Even voor de aanrijding had de motoragent de verdachte een stopteken gegeven omdat zijn vrachtwagencombinatie vermoedelijk te zwaar was beladen. De verdachte werd daarop door de motoragent gesommeerd om hem te volgen naar de weegbrug gelegen aan de Shell Poort 5 aan de Vondelingenweg te Rotterdam-Hoogvliet. Dat heeft de verdachte ook gedaan. Bij de oprit naar de A15 toe werd duidelijk dat er op de A15 sprake was van langzaam rijdend verkeer.

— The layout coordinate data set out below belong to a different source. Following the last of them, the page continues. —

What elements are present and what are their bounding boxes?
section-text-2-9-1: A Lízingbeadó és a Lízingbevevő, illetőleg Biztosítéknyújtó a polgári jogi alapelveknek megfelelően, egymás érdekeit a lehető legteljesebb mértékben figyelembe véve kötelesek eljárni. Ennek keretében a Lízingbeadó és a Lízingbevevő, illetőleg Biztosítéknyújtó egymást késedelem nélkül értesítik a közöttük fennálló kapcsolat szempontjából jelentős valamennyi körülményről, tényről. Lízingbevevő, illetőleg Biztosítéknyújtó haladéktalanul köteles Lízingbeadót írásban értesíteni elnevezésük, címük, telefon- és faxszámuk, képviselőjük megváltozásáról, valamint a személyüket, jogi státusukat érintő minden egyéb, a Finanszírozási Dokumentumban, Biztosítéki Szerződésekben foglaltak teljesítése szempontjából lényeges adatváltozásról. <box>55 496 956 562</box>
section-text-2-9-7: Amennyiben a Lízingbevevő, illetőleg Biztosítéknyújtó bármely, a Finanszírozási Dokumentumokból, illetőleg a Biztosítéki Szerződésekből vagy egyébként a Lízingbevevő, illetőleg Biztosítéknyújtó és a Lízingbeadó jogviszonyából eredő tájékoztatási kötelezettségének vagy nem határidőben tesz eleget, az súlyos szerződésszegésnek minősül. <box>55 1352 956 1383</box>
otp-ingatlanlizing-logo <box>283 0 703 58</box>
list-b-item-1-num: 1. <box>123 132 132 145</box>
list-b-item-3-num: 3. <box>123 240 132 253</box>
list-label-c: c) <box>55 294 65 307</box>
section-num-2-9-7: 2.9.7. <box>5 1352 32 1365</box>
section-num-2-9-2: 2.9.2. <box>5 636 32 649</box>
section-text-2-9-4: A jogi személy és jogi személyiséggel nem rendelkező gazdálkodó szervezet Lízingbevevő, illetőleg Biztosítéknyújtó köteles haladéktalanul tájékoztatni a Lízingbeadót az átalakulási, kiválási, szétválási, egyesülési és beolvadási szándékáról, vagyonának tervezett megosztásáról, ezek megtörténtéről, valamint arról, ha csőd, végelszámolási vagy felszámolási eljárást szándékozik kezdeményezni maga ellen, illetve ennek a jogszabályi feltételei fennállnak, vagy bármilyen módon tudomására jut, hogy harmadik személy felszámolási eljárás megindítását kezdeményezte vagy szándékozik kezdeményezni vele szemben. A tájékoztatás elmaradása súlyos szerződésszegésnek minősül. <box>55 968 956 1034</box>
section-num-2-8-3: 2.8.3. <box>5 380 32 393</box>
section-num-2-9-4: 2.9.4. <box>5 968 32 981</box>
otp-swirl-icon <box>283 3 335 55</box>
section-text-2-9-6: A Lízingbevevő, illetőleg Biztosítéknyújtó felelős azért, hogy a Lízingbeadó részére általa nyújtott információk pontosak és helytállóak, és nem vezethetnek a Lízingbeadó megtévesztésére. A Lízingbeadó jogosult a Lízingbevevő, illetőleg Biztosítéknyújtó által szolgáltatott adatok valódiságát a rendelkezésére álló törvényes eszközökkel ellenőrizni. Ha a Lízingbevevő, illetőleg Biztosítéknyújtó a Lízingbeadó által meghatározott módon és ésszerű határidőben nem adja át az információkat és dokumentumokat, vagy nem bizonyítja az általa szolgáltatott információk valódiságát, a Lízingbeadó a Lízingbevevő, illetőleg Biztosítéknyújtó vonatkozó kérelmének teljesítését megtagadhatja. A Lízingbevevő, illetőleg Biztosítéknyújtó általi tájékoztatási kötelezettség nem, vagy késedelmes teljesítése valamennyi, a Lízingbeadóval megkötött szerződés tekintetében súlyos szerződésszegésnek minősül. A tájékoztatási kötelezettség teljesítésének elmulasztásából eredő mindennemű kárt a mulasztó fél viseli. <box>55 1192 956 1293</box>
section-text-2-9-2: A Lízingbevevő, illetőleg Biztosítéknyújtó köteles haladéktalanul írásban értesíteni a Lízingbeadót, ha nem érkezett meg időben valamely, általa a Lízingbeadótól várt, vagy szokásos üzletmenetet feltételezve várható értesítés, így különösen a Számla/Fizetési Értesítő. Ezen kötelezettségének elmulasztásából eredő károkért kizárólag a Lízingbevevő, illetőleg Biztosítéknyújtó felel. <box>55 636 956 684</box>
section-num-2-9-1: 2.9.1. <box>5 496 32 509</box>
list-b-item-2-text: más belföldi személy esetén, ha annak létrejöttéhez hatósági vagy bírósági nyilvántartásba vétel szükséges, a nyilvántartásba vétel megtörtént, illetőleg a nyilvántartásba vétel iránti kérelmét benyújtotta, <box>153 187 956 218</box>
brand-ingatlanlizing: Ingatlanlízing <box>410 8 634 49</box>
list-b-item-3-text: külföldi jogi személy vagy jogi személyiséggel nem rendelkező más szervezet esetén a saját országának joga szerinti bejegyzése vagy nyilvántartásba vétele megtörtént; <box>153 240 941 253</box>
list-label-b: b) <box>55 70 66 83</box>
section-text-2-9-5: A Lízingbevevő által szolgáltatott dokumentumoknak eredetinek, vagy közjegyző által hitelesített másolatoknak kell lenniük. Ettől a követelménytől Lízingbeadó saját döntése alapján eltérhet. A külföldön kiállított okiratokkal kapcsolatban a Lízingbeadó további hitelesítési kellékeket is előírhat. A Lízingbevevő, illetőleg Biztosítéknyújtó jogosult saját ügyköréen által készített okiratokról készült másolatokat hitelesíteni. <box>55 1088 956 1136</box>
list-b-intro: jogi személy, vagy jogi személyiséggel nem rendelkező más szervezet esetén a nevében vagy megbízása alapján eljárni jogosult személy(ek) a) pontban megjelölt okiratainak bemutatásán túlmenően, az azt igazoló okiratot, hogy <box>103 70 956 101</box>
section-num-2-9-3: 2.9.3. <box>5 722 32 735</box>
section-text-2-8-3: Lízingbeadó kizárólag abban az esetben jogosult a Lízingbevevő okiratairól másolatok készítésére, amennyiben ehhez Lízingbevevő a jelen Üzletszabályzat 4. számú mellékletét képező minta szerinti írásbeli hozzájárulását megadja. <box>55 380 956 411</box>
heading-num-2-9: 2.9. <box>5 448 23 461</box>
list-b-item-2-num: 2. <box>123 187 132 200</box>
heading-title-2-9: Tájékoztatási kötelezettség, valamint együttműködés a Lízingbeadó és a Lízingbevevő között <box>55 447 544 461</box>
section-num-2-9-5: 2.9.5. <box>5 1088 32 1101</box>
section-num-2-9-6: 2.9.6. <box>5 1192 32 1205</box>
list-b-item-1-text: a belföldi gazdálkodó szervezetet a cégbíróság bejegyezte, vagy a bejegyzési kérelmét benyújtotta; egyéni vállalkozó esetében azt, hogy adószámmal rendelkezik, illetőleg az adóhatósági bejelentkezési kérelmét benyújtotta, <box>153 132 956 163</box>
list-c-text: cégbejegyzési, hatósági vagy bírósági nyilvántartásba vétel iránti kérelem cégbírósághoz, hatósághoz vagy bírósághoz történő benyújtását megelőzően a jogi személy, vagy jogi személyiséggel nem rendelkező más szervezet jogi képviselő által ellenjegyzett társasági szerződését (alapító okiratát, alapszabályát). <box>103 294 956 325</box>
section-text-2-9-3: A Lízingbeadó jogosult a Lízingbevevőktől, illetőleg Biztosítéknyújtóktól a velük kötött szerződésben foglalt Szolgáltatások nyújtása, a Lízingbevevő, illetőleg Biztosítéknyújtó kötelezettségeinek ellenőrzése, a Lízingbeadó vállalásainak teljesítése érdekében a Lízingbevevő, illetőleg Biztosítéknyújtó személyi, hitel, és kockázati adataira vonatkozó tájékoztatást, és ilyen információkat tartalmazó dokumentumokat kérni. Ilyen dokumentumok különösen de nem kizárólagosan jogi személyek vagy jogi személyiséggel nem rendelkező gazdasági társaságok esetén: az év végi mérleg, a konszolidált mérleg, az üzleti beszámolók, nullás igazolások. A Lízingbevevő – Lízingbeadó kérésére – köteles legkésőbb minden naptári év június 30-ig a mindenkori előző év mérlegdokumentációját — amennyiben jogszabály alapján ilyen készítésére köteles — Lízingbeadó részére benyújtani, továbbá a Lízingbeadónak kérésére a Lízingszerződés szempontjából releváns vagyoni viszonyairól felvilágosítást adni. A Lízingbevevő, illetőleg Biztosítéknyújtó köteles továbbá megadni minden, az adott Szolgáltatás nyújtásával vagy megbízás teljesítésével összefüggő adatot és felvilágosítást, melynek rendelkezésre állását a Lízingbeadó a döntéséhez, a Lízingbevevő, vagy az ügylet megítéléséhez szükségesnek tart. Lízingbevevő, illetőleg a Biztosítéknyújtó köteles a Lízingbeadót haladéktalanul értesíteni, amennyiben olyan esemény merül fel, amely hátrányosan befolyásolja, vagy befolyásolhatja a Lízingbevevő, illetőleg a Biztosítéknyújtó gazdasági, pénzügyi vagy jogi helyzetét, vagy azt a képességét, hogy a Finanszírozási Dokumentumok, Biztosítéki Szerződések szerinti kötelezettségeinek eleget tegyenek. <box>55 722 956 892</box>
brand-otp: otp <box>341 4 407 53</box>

De verdachte, op dat moment in de veronderstelling verkerend dat hij vanaf de oprit moest invoegen naar de tweede (hoofdrij)baan, had zijn aandacht (naar eigen zeggen) bij het verkeer op die baan, op zoek naar voldoende ruimte om te kunnen invoegen met zijn vrachtwagencombinatie. Toen hij in de gaten kreeg dat de oprit 15 rechtstreeks doorliep in de afrit 16 en dat hij die afrit 16 moest volgen om (uiteindelijk) bij de weegbrug te kunnen komen, heeft hij (naar eigen zeggen) zijn invoegpoging gestaakt en gas gegeven om rechtdoor te gaan. De verdachte heeft daarbij de motoragent, die op dat moment vóór hem reed, over het hoofd gezien.
4.2. Verdenking
De verdenking komt er, kort en feitelijk weergegeven, op neer dat het verkeersongeluk is veroorzaakt doordat de verdachte zeer of aanmerkelijk onvoorzichtig en/of onoplettend heeft gereden, waardoor de motoragent zwaar lichamelijk letsel is toegebracht (primair tenlastegelegde) dan wel dat hij gevaar op de weg heeft veroorzaakt waardoor de motoragent is overreden (subsidiair tenlastegelegde) dan wel dat hij zijn snelheid niet zodanig heeft geregeld dat hij in staat was om zijn voertuig tot stilstand te brengen binnen een afstand waarover hij de weg kon overzien en waarover deze vrij was (meer subsidiair tenlastegelegde).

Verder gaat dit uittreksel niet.